Her time in Europe was spent going to many museums. She said she prioritized "looking more than painting" as she travelled around to various places in Europe like France, Germany, Switzerland, Poland, and Belgium to visit museums and galleries. In her interview with Bijutsu Techo, Tanihara notes that she was particularly interested in contrast between highly detailed figures and distorted spaces in the works of Northern Renaissance artists. She singles out Bathesheba at her Bath by Rembrandt as making a strong impression on her as well as the works of Grünewald, Jan van Eyck and Hans Memling. She felt stylistically validated observing firsthand the violence in many of these works and gained a renewed sense of confidence in the direction of her chosen subject matter. Her interaction with European art on this trip allowed her to choose her motifs more freely. Many of her works prior to her trip to Europe had Japanese settings, but after her trip, she began to experiment with new settings such as supermarkets, meadows, and restrooms; and new depictions of people outside of her personal circle. Also her time in Europe led to an increase in production of works on paper due to her lack of studio space.

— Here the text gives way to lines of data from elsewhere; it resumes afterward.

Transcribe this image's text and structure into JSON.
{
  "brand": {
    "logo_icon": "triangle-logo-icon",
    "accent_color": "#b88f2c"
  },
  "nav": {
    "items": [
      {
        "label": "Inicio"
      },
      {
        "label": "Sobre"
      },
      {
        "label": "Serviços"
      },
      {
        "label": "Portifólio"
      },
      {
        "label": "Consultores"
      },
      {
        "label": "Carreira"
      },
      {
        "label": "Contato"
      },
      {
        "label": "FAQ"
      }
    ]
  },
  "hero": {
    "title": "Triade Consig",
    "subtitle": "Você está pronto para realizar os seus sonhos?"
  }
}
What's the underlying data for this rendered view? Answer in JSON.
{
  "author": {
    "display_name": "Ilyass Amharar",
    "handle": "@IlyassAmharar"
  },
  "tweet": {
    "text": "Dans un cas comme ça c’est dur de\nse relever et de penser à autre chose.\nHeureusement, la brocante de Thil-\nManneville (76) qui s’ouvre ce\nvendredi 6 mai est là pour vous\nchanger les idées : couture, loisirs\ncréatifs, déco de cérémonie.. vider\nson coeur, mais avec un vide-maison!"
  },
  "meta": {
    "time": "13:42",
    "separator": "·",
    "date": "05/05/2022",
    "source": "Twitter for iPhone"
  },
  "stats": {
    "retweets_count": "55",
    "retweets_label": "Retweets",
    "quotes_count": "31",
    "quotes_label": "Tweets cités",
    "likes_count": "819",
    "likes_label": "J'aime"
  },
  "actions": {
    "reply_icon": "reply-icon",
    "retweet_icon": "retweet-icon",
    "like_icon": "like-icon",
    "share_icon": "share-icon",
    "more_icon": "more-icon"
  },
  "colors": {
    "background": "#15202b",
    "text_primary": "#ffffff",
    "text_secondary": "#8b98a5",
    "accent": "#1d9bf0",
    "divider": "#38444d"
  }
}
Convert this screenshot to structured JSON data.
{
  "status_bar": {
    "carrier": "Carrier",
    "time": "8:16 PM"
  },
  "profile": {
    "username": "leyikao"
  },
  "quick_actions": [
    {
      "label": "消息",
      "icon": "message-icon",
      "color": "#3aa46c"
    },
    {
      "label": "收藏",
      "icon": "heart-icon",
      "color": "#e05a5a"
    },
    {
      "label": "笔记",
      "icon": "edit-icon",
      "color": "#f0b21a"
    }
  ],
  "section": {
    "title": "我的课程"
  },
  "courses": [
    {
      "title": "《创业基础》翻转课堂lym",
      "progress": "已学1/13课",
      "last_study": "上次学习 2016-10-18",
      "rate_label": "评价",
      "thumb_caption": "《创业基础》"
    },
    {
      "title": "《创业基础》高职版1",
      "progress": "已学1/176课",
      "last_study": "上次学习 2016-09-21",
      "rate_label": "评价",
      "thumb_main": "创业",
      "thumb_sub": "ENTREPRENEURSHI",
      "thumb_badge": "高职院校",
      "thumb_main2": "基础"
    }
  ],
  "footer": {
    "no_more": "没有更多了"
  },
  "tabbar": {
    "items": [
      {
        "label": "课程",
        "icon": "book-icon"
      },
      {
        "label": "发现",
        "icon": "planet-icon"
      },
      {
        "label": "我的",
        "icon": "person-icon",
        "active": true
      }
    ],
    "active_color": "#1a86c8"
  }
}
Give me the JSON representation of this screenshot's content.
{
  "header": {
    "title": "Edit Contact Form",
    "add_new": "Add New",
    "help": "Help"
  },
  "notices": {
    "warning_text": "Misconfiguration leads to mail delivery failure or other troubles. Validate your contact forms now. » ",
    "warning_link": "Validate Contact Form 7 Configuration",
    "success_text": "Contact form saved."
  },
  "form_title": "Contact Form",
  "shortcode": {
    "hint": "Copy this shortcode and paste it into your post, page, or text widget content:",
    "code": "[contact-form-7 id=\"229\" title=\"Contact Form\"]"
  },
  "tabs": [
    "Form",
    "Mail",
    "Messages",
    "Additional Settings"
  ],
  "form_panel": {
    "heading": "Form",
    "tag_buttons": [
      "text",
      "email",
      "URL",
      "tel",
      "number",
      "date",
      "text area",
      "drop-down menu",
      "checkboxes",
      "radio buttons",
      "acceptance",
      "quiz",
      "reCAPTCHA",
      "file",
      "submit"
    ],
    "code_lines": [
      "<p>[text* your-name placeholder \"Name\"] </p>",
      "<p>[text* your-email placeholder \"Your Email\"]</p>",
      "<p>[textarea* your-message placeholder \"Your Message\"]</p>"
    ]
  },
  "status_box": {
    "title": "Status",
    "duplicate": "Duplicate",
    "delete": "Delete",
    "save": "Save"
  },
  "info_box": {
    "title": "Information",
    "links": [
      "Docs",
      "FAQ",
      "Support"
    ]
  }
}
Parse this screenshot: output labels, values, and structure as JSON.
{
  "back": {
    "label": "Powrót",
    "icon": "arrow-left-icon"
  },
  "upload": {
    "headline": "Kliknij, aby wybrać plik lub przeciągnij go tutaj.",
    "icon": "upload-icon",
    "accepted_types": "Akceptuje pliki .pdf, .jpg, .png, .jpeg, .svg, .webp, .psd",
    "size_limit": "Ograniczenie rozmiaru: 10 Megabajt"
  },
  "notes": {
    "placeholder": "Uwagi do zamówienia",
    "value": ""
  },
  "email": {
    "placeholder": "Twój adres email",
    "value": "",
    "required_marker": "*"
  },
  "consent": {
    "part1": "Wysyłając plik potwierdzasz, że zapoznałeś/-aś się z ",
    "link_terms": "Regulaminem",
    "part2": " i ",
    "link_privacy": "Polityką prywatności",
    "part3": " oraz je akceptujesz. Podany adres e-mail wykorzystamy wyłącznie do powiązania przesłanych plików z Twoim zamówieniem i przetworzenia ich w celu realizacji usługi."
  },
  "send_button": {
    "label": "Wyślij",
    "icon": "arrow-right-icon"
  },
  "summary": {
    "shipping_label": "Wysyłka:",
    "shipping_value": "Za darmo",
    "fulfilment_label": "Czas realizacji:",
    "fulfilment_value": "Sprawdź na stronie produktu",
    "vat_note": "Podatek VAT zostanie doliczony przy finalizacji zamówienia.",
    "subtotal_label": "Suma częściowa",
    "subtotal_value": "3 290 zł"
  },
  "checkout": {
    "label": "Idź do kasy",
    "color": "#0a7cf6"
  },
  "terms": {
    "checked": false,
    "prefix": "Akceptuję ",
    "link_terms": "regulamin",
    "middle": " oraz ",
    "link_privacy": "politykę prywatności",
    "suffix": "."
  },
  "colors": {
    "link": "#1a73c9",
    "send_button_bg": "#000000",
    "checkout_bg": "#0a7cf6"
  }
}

In more recent years she said that she has been deeply inspired by the intensity of video works of artists such as Pierre Huyghe and Matthew Barney.

== Critical reception ==
Nakai Yasuyuki, chief curator at the National Museum of Art, Osaka, positions Tanahara as a "Modern Ukiyo-e Painter" as indicated by the title of his essay for one of Tanihara's solo shows at MEM Gallery in Tokyo. For Nakai, Iwase Matabei is one of the formative figures in the history of Ukiyo-e paintings, arguing that from the medium's inception its subject matter has focused on the macabre as evidenced in Iwasa's magnum opus The Tale of Yamanaka Tokiwa, a depiction of the "masochistic act of recreating the cruel murder of his own mother." Nakai does a comparative analysis of Iwasa and Tanihara, whose works "are [spun] together from painful memories [experienced] by the artist." While ukiyo-e genre images from later periods such as the peaceful Edo period typically depict "scenes of young men and women enjoying themselves," Nakai argues that Tanihara is the "true successor" to "the spirit of Iwasa Matabei" whose works are "imbued with a shadow of death."